Customising notification sounds
In macOS System Settings > Notifications > iTerm2, you can toggle Play sound for notification on or off independently from the terminal bell sound. This means you can silence the terminal beep but still get a notification sound from macOS — giving you a single, non-repetitive audio cue.
Alert on Next Mark
iTerm2 has another useful feature for long-running tasks: Alert on Next Mark. Press ⌥⌘A (Option + Cmd + A) after kicking off a long process, and iTerm2 will send a notification when the next shell prompt appears (the "mark"). This is useful for one-off commands like test suites or build processes, though it is less practical for ongoing agent conversations where you want persistent monitoring.
Alternative: Claude Code notification hooks
If you use a terminal other than iTerm2, or want more granular control over when notifications fire, Claude Code supports notification hooks. These are shell commands that execute in response to specific Claude Code events.
You can configure hooks in ~/.claude/settings.json with matchers for idle_prompt (Claude is waiting for your next instruction) and permission_prompt (Claude needs approval to run a command). Tools like terminal-notifier on macOS can then send native notifications from any terminal application.

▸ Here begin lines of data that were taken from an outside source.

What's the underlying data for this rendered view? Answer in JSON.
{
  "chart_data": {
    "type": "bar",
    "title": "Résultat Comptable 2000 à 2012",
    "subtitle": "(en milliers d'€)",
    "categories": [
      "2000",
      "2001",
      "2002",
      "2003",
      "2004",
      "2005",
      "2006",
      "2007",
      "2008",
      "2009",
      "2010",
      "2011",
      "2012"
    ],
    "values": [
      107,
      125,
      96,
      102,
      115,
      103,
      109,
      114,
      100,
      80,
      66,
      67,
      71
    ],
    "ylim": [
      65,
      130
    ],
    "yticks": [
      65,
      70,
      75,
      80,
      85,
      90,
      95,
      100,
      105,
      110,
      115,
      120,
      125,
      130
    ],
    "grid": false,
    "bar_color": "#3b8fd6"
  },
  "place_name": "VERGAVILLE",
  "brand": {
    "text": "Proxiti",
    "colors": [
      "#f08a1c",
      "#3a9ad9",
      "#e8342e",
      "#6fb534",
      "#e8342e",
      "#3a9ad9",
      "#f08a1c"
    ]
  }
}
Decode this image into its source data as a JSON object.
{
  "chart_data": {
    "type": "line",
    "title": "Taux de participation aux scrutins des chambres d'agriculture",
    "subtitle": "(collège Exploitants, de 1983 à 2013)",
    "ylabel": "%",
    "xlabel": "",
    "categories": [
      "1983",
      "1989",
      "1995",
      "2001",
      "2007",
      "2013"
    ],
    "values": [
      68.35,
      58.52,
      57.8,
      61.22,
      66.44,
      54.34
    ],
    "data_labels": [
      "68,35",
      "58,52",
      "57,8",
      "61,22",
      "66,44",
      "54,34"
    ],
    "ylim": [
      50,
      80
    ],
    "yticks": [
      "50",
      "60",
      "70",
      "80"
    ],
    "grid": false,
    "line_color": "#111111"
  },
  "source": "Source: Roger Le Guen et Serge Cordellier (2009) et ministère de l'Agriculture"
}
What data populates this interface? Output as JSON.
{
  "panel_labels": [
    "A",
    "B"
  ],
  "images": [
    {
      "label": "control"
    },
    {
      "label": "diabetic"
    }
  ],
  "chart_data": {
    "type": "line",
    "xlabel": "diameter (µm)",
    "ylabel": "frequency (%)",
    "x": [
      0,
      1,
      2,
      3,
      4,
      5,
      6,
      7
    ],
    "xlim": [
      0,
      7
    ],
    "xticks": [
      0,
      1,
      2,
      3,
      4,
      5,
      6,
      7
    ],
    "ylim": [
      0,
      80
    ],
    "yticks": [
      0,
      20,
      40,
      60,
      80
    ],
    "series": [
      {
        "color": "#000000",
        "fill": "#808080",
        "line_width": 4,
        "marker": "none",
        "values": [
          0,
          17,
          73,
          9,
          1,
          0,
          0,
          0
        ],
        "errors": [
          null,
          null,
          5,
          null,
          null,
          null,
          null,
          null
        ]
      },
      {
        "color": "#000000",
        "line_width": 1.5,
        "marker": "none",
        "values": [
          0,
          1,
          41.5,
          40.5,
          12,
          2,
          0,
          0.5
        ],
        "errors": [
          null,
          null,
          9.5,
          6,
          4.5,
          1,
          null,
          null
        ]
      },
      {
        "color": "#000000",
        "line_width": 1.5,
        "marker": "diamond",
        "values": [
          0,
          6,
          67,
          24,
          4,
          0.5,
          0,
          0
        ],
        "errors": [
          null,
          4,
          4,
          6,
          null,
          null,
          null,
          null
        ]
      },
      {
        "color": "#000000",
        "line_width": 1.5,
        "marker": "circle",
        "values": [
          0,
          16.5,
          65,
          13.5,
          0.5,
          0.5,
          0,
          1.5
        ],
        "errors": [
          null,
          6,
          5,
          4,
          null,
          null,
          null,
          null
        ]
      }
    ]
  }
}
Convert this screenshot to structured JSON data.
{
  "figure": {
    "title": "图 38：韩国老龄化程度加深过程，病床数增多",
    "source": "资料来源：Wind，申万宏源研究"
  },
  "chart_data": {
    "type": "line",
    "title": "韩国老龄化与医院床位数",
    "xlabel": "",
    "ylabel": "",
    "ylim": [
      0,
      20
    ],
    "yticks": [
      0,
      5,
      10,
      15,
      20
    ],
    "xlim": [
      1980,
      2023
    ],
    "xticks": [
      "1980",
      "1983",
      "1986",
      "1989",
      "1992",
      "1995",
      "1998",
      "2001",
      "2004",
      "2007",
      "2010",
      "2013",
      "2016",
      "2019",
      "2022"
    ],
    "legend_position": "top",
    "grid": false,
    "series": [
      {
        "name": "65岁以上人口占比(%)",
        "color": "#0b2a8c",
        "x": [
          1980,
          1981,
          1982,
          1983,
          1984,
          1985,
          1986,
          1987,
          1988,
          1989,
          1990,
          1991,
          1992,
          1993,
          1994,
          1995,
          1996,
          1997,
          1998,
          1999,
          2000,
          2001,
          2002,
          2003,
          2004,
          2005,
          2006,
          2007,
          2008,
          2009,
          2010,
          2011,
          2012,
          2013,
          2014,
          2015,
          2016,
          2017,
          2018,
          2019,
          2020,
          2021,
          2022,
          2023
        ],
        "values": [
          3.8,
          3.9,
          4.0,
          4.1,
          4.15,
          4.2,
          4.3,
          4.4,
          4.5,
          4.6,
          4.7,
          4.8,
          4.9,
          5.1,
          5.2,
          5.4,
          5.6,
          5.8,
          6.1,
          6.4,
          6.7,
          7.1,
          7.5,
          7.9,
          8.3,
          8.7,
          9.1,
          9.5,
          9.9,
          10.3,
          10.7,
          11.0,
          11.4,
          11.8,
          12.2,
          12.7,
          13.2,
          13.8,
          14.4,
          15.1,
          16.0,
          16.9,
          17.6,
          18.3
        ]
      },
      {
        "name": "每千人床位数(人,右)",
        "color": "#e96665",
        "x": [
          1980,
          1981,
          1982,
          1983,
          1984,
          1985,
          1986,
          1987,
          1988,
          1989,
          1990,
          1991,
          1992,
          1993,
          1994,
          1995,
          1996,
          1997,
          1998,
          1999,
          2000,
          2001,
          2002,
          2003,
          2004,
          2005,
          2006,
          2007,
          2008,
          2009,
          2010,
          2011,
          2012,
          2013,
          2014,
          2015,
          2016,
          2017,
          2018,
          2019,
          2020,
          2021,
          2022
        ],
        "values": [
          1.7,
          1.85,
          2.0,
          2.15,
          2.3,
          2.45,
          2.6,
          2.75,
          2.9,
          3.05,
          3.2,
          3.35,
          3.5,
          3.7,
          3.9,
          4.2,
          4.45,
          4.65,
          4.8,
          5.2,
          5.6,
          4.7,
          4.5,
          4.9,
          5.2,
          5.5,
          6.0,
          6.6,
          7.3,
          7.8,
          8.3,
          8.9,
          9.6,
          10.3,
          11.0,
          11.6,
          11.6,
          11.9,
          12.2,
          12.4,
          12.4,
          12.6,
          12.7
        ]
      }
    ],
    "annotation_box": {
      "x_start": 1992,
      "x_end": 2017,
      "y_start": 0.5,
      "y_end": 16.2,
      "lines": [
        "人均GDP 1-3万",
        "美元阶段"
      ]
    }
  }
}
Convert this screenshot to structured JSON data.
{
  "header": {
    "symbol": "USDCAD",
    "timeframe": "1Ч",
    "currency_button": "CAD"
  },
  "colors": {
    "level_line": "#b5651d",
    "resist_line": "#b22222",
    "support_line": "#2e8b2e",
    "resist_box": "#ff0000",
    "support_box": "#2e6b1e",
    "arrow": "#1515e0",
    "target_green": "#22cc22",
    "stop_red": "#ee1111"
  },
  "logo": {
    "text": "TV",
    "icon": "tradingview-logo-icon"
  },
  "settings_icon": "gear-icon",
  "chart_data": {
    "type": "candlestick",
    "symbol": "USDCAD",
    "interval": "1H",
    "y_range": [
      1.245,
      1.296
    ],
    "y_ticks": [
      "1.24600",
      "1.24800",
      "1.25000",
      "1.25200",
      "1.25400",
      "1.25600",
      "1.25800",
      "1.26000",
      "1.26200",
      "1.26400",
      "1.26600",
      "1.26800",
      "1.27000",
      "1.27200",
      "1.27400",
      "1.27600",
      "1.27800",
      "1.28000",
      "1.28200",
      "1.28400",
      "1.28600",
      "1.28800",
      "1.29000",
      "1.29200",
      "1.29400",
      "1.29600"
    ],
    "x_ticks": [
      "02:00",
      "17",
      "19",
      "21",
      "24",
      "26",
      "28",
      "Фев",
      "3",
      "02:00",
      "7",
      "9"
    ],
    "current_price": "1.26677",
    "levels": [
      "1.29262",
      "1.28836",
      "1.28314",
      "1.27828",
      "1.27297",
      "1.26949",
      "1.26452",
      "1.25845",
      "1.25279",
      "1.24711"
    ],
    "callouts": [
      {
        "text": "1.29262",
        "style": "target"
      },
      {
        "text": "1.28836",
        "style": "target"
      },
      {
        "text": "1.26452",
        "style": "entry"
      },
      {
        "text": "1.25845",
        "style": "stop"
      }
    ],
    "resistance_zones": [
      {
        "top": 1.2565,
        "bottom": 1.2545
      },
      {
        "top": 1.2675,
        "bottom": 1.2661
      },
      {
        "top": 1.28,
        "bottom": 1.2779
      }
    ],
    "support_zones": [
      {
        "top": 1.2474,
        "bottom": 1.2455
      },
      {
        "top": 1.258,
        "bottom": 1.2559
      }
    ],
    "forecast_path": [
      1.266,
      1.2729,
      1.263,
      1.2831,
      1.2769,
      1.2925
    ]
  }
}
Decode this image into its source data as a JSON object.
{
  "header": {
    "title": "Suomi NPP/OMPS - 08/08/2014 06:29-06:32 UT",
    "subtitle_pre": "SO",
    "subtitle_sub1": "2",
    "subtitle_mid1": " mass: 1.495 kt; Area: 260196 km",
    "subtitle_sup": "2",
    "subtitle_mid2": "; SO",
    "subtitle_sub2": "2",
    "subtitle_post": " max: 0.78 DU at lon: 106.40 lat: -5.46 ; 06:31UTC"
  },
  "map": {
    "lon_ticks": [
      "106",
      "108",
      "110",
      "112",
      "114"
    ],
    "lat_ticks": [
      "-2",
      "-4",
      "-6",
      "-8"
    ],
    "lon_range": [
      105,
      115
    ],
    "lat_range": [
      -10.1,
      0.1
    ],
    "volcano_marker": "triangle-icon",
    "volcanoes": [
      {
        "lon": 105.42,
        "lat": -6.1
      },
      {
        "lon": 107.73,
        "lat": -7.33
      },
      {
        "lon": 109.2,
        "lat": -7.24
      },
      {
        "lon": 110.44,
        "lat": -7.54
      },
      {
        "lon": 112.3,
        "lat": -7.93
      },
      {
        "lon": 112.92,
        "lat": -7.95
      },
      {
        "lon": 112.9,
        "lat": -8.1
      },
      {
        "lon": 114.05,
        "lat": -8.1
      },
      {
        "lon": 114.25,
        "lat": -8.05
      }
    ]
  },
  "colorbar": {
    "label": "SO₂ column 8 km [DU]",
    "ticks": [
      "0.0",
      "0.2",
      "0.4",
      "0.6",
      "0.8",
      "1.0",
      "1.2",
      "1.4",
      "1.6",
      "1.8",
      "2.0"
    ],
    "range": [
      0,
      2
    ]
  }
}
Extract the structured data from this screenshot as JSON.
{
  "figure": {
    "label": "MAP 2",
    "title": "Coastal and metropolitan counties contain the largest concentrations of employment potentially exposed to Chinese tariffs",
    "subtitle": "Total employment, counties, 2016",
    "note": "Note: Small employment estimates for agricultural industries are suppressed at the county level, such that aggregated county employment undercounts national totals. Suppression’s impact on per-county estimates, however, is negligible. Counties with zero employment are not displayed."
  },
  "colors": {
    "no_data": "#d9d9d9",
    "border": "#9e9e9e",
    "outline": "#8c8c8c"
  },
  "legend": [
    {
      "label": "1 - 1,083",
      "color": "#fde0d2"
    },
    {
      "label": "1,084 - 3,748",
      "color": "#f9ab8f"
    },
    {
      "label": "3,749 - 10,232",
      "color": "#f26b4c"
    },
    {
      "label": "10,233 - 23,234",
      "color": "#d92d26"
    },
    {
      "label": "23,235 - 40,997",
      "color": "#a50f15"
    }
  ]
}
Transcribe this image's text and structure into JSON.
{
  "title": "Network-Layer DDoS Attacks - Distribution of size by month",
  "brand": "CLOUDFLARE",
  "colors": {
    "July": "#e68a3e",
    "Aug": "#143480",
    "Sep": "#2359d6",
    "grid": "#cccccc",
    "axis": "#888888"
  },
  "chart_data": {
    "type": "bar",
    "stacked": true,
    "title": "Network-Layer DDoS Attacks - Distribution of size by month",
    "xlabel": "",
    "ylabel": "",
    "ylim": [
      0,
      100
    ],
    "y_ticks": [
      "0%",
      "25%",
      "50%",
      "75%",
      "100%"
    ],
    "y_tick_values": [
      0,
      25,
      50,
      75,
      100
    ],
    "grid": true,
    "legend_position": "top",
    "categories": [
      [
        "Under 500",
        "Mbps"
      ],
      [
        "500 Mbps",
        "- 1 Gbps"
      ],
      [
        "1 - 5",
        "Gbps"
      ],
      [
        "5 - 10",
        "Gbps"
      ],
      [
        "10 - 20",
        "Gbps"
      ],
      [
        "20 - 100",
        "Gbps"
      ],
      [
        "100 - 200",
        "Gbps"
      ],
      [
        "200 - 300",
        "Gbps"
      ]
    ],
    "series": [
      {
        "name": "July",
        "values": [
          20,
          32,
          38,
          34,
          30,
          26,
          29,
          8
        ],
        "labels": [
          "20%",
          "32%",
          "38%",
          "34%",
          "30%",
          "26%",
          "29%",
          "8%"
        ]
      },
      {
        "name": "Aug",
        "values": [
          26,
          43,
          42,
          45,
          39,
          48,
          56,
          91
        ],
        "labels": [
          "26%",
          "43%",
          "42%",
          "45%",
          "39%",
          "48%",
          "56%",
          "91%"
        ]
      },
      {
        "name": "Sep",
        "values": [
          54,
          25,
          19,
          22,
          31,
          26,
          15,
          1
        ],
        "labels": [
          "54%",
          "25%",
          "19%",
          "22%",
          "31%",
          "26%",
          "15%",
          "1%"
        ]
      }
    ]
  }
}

The iTerm2 approach described in this article has the advantage of being terminal-native, requiring no additional software, and working with any AI agent or CLI tool — not just Claude Code.
Key takeaways
Configuring iTerm2 notifications takes under three minutes and eliminates the single biggest source of wasted time when working with AI coding agents in parallel: not knowing when they need your attention.
Enable bell and idle alerts, silence the audible bell, and let macOS notifications do the rest. Your agents are already fast — this ensures you are not the bottleneck.